Dataset: Controls
Deployment: KM1110

All analytical and sampling methodologies are described in Burkhardt et al. (2014). However, summary of most relevant methods are included here:

To explore the relationship between POM source and remineralization rates and stoichiometry, the investigators conducted a suite of on-deck incubation experiments in the North Pacific Subtropical Gyre (NPSG) in March of 2011 near Station ALOHA. 20-L aliquots of seawater were collected from the 75-m depth horizon at Station ALOHA. Immediately after collection, seawater was stored in the dark in an incubator continually flushed with surface seawater for ~72 hours. Dried POM material (cultured Trichodesmium IMS 101, “TRICHO”, Prochlorococcus MED4, “PRO”, T. weissflogii, “DIATOM” and the natural POM from the Oregon coast, “OR-POM”) was added to the carboys with aged Station ALOHA seawater. Each treatment was prepared in duplicate except for the OR-POM. Concentrations of ammonium (NH4) and SRP were obtained every 5 min for roughly the first half hour following POM addition to capture any solubilization trends. This initial phase was followed by discrete sampling every 3 hours. Nutrient samples were run at OSU, NMR samples were run at the University of California, Santa Cruz.

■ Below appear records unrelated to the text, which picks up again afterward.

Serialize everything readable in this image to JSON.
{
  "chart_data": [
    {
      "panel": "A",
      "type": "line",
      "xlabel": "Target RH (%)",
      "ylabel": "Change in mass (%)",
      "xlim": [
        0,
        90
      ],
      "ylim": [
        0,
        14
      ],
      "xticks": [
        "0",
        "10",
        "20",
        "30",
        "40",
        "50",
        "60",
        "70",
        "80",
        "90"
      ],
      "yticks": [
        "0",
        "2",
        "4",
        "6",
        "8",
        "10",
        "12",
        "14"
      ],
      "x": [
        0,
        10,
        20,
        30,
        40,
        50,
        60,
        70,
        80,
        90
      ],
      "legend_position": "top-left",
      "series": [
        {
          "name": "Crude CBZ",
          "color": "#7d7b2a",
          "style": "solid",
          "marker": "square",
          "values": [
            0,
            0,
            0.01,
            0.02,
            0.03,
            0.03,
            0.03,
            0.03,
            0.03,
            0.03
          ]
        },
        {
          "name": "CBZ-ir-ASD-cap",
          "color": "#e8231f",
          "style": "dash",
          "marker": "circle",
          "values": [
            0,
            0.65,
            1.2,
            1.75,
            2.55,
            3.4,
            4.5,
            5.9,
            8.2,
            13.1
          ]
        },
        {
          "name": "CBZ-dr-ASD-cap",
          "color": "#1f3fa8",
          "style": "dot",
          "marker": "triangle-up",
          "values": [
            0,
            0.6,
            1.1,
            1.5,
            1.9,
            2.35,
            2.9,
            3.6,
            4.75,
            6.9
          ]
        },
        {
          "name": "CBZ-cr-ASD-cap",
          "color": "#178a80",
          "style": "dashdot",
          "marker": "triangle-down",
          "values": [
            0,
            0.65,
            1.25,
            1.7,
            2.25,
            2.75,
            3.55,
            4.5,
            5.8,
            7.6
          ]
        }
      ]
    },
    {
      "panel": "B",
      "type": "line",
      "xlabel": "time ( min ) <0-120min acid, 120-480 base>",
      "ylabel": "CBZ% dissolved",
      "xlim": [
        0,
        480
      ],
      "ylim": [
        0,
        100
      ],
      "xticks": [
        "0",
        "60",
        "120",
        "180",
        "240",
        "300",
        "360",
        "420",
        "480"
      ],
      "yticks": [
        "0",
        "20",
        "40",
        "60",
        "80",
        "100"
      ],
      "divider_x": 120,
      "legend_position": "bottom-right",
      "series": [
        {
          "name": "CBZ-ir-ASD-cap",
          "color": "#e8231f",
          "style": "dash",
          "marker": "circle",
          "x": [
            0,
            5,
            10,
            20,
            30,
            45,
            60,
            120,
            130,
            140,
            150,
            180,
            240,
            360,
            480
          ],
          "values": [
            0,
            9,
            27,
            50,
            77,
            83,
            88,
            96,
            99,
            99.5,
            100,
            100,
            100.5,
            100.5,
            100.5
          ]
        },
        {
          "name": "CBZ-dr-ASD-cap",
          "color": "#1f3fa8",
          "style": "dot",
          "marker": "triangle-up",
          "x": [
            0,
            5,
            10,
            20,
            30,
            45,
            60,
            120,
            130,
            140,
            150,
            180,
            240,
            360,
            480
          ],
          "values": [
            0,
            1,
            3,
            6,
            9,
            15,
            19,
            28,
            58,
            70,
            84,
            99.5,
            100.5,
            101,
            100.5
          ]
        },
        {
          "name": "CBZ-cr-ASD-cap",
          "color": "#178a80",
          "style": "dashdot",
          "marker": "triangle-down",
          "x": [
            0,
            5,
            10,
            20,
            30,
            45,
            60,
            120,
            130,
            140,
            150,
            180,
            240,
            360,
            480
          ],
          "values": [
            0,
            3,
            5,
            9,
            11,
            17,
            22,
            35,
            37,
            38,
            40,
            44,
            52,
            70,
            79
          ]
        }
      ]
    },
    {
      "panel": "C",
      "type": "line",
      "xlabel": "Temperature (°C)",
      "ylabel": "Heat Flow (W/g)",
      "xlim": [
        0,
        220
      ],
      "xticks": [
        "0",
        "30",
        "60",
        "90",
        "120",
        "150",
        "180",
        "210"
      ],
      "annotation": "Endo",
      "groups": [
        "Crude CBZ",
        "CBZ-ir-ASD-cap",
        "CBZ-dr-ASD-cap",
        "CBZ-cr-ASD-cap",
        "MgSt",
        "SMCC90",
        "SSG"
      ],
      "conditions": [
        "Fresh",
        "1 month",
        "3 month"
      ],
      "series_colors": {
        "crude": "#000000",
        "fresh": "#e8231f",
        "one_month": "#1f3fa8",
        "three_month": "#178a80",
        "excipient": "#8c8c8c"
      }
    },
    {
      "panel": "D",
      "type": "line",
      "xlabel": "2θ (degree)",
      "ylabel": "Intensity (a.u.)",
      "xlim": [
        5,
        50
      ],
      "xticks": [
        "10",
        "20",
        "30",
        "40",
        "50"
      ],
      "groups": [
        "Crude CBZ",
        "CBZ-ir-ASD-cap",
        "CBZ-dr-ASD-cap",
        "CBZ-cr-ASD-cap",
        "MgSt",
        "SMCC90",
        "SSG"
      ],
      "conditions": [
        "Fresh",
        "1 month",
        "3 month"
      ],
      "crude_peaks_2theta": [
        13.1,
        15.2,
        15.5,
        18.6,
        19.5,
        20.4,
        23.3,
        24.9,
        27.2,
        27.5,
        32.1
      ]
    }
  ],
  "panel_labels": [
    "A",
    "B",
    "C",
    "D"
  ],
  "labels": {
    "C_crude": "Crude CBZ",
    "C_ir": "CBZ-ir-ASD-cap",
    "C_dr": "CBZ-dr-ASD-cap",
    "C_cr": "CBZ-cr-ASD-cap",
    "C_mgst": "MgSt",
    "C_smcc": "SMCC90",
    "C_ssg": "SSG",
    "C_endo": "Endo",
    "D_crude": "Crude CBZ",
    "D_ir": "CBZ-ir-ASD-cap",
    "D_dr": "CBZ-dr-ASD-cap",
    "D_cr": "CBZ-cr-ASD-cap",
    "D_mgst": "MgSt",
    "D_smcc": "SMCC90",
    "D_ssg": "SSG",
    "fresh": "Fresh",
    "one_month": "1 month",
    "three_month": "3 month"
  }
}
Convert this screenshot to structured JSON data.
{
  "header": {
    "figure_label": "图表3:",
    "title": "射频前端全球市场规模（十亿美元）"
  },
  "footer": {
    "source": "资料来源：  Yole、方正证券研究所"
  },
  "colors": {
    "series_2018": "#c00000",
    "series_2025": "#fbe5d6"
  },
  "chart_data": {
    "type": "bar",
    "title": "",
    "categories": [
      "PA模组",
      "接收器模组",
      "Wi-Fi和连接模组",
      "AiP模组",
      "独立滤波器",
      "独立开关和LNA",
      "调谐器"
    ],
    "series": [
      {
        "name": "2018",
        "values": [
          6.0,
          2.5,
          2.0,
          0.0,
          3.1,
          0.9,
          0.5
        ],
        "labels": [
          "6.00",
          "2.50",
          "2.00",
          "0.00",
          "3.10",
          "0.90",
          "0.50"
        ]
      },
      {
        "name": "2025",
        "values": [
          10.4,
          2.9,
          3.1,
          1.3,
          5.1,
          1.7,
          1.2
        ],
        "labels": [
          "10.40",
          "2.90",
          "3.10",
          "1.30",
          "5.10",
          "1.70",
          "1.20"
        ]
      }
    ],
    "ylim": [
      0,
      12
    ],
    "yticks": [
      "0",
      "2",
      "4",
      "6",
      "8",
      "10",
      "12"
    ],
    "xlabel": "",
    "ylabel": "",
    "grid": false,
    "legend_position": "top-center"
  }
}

Nutrients were analyzed using flow-through colorimetric methods on a Technicon Auto Analyzer II. SRP was analyzed using the phosphomolybdic acid reduction; ammonium (NH4) was measured by the indophenol blue method (Gordon et al., 1993); and nitrate + nitrite (N+N) was analyzed using the cadmium reduction method of Armstrong et al. (1967). Detection limits were 55 nmol L-1 for SRP, 22 nmol L-1 for NH4, and 8 nmol L-1 for N+N. Total dissolved P and N (TDP and TDN, respectively) were determined by the alkaline persulfate oxidation method (Valderrama, 1981) using a 1:10 oxidant to sample ratio. Dissolved organic P (DOP) and N (DON) were calculated as the difference of TDP and SRP and TDN less the sum of NH4+ + NO3- + NO2-, respectively.

Particulate C, N, and P content of each POM type was determined by collecting a subsample of the biomass onto combusted GFF filters, wrapping in foil, flash freezing, and storing at -80 degrees C. The filters were then thawed and dried at 60 degrees C overnight, folded into tin and silver boats, and run on a Carlo-Erba C/N Analyzer for particulate C (PC) and N (PN) content (Sharp (1974). For particulate P (PP) analyses samples were thawed and combusted at 450 degrees C for 4.5 hours, then extracted with 0.15 M HCl for 1 hour at 60 degrees C. PP was then analyzed as SRP in a 1.0 cm cell at 880 nm following Strickland and Parsons (1972).

Molecular characterization of PP compounds was performed using subsamples of each POM type with 31P nuclear magnetic resonance (NMR) spectral analysis as per Cade-Menun et al. (2005). Samples were freeze-dried, extracted with a 25-mL solution of 0.25M NaOH 0.05M Na2EDTA for 4h, and then centrifuged. 1-mL aliquots of the supernatant and digested residue samples were analyzed for P concentrations via inductively coupled plasma optical emission spectroscopy (ICP-OES) to determine the extracted P and fraction that was not extracted. The remaining supernatant was analyzed for 31P-NMR spectroscopy on a 600 MHz Varian Unity INOVA spectrometer equipped with a 10mm broadband probe at 20 degrees C and a 90 degrees pulse. Compounds were identified by their chemical shifts (ppm) relative to an external orthophosphoric acid standard. After standardizing the orthophosphate peak in all samples to 6 ppm, peak assignments were based on Tebby and Glonek (1991) Cade-Menun and Preston (1996) and Turner et al. (2003b,c). Peak areas were calculated by integration of spectra processed with a 5 Hz line broadening, using NUTS software (Acorn NMR Inc.) as described in Paytan et al., (2003). Finally, the relative contribution of surface-adsorbed P was assessed for remaining TRICHO and DIATOM POM samples via the oxalate rinse method described in Fu et al. (2005); not enough material remained from PRO and OR-POM for similar analyses.